4. Find the causes and campaigns that make the story sticky and believable
As Boris Johnson so ruthlessly demonstrated in the Brexit and General Election campaigns, the world, the media ‐ and especially social media ‐ abhor complexity. Messages need to be sharp, self‐explanatory and sticky. They need to reveal and illuminate the bigger picture, and have the power to vanquish the myths, clichés and stereotypes that continue to blight perceptions of the City Region. We need to be able to definitively answer some key questions. What are the three most important ideas that can be the foundation of a new economic identity that gives our City Region a competitive edge and compelling new story?

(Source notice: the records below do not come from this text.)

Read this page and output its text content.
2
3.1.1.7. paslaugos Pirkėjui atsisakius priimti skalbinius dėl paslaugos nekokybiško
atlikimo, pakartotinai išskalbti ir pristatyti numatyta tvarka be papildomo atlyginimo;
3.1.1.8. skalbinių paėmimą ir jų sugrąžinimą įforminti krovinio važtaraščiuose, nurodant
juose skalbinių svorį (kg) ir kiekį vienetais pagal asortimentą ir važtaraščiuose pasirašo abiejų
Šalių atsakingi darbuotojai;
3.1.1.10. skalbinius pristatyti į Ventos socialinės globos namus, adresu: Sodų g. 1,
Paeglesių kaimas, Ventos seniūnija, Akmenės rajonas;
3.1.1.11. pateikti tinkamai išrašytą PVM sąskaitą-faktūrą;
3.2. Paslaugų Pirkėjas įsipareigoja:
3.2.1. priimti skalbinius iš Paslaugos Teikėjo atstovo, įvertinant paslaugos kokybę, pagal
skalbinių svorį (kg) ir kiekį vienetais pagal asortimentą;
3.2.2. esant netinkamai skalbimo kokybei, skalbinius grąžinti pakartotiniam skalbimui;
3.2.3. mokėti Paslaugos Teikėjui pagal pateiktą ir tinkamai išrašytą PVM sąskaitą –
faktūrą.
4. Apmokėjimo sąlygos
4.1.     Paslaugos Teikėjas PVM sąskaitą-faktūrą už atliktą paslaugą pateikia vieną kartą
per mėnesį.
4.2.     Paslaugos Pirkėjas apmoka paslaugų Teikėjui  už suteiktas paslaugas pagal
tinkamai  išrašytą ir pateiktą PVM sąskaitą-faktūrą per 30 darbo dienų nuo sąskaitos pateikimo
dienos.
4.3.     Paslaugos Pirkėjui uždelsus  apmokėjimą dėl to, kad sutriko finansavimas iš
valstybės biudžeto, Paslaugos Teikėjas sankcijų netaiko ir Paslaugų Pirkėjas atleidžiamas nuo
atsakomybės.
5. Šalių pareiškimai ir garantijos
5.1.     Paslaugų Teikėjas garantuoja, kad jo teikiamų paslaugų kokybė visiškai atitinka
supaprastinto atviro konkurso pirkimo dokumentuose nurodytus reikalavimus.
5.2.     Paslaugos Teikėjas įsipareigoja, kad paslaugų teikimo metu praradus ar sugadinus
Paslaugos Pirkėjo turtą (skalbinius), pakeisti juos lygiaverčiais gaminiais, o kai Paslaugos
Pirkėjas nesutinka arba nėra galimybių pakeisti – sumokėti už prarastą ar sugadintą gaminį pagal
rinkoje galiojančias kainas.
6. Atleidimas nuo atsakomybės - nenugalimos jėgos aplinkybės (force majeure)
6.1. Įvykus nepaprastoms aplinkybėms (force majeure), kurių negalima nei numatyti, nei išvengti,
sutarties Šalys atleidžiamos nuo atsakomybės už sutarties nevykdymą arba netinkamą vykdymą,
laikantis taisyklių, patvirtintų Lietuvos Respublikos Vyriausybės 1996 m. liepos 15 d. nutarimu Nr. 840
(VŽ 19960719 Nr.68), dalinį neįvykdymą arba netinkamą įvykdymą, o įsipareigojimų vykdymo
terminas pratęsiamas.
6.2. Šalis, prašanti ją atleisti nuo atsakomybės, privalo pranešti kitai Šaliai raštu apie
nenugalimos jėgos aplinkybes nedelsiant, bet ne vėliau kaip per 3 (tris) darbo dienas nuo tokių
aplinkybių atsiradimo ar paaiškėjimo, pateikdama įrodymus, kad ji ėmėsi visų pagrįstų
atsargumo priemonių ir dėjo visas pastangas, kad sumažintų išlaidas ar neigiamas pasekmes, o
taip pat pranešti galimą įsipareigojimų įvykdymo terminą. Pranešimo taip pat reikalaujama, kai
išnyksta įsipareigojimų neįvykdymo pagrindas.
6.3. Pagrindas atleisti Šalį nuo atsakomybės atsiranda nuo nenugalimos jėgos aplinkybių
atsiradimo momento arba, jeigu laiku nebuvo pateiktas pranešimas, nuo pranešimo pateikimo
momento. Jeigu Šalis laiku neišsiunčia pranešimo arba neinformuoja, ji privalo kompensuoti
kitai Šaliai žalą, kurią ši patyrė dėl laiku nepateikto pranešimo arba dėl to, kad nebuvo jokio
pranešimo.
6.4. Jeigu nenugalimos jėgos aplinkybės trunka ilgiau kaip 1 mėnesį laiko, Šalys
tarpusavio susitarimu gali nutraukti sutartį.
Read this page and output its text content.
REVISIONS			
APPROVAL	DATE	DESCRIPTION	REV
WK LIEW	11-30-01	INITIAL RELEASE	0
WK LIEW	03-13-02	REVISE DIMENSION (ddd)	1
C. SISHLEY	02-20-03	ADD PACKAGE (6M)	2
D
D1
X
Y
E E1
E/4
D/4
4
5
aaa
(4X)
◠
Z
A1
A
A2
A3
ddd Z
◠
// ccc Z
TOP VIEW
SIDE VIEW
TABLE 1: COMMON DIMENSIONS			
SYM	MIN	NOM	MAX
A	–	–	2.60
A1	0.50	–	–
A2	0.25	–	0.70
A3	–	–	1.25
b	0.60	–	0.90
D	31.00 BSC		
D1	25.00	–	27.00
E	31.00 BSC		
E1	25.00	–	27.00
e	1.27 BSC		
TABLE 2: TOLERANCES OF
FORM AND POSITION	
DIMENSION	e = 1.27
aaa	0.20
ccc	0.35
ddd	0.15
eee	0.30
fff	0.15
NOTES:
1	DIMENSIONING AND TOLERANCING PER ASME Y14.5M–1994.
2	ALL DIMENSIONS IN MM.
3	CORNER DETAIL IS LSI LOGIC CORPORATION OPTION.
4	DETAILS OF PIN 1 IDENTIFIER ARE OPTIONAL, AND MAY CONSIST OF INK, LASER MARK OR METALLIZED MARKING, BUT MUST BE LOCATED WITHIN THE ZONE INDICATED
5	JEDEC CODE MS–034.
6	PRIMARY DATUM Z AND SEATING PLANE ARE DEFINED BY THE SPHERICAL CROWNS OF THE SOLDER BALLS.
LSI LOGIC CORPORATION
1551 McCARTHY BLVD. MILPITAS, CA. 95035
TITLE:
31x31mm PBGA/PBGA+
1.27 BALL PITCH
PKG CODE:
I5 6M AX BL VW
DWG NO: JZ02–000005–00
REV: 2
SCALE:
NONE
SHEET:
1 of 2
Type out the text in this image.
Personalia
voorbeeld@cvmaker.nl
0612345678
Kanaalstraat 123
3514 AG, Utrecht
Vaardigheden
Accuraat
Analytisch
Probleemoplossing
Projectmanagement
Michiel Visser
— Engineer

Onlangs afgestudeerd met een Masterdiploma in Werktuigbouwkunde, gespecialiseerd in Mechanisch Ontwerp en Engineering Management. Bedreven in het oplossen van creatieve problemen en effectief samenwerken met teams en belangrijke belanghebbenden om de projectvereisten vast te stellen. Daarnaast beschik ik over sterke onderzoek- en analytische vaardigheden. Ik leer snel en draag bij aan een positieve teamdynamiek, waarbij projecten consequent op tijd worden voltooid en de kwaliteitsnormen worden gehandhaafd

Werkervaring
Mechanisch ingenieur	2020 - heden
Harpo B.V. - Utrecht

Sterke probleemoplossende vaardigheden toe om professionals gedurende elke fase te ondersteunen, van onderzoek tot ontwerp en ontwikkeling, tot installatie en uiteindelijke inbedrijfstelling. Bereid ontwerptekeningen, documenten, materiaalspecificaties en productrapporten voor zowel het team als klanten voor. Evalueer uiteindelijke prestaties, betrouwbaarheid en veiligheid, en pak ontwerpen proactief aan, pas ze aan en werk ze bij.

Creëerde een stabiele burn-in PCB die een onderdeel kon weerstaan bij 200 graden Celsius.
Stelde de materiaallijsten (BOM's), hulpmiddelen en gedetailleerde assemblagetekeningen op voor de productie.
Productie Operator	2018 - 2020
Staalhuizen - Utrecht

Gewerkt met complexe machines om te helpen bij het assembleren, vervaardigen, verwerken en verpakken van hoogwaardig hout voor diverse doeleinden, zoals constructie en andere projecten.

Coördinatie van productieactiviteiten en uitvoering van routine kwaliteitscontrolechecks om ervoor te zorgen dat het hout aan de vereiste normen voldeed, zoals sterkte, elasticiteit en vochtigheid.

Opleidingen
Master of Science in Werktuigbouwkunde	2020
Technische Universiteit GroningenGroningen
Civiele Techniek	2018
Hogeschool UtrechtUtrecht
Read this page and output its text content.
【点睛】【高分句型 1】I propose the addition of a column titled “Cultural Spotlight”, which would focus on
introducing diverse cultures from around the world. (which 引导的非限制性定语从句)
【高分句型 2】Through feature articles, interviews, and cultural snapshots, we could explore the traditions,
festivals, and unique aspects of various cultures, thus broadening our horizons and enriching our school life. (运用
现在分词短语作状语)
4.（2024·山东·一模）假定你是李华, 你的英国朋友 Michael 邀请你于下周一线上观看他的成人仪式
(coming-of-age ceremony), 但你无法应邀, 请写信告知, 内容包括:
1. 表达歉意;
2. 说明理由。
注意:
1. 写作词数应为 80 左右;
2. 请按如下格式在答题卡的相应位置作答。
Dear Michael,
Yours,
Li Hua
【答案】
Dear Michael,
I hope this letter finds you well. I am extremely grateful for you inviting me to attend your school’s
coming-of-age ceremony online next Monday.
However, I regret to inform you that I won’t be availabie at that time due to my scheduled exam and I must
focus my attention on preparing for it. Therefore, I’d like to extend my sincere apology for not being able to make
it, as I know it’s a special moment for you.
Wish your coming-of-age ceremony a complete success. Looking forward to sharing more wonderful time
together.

How do they connect? Who will they effect and why is it absolutely vital and non‐negotiable that we deliver on them? Whatever these ideas prove to be, underpinning them is a very simple ambition; to make Liverpool not just relevant, but also important – somewhere that is vital to the vision of a rebalanced, prosperous and successful UK.
5. Look for short cuts – if necessary, borrow someone else’s reputation and influence
It’s possibly the quickest win and the hardest pill to swallow, but we do have one big asset on our doorstep that could and should be mobilised to our advantage. George Osborne once observed that Manchester and Leeds city centres are closer to each other than the two ends of London’s Central tube line. Perhaps, from the distant vantage point of the Evening Standard editor’s office, he is unable to see the inconveniently positioned mountains or the fact that Liverpool and Manchester are even closer together! We even share two centuries of economic interdependence, and between us possess all of the attributes that sociologist, Saskia Sassen identifies as the defining characteristics of a global city. Abandoning football terrace rivalry to position Liverpool City Region closer to its burgeoning neighbour is both logical and necessary. An integrated transport authority, a shared policy unit and a merged LEP are all ways in which Liverpool City Region could begin to reposition itself within an expanded urban economy with the scale and asset base to counter‐balance London. Let’s not be constrained by redundant mindsets or arbitrary administrative boundaries. Liverpool – and Birkenhead – more than anywhere else can claim to have invented the template for modern civic governance in Britain, so why not pioneer new and liberating models designed to deliver the levelling‐up economic agenda, that will otherwise remain pious rhetoric?
Of course, these suggestions were offered in the confident expectation that the Metro Mayoral election was a mere procedural formality. Not even the implosion of Mayor Joe Anderson’s city mayoralty, the Caller Report and the national party investigation into Liverpool Labour were able to dent Rotheram’s majority. Labour’s almost Belarussian control of the City Region, and the fatalistic impotence of a fractured opposition, leaves us with a hollowed‐out politics where, notwithstanding the heroic efforts of Independent candidate Stephen Yip, the impetus for an inclusive civic discourse is blunted by establishment complacency and partisan insularity. A competitive electoral democracy, intelligent media scrutiny and strong independent civic voices (rather than meek subservience to the local state) are the prerequisites for energised politics and the possibility of a visionary civic project. So maybe the big question isn’t simply about what Steve Rotheram and Joanne Anderson need to do next, but how do we make space for genuinely transformational alternatives that might help Liverpool regain its former economic prestige and put us back on the map.
Jon Egan is a former electoral strategist for the Labour Party and has worked as a public affairs and policy consultant in Liverpool for over 30 years. He helped design the communication strategy for Liverpool’s Capital of Culture bid and advised the city on its post-2008 marketing strategy. He is an associate researcher with think tank, ResPublica.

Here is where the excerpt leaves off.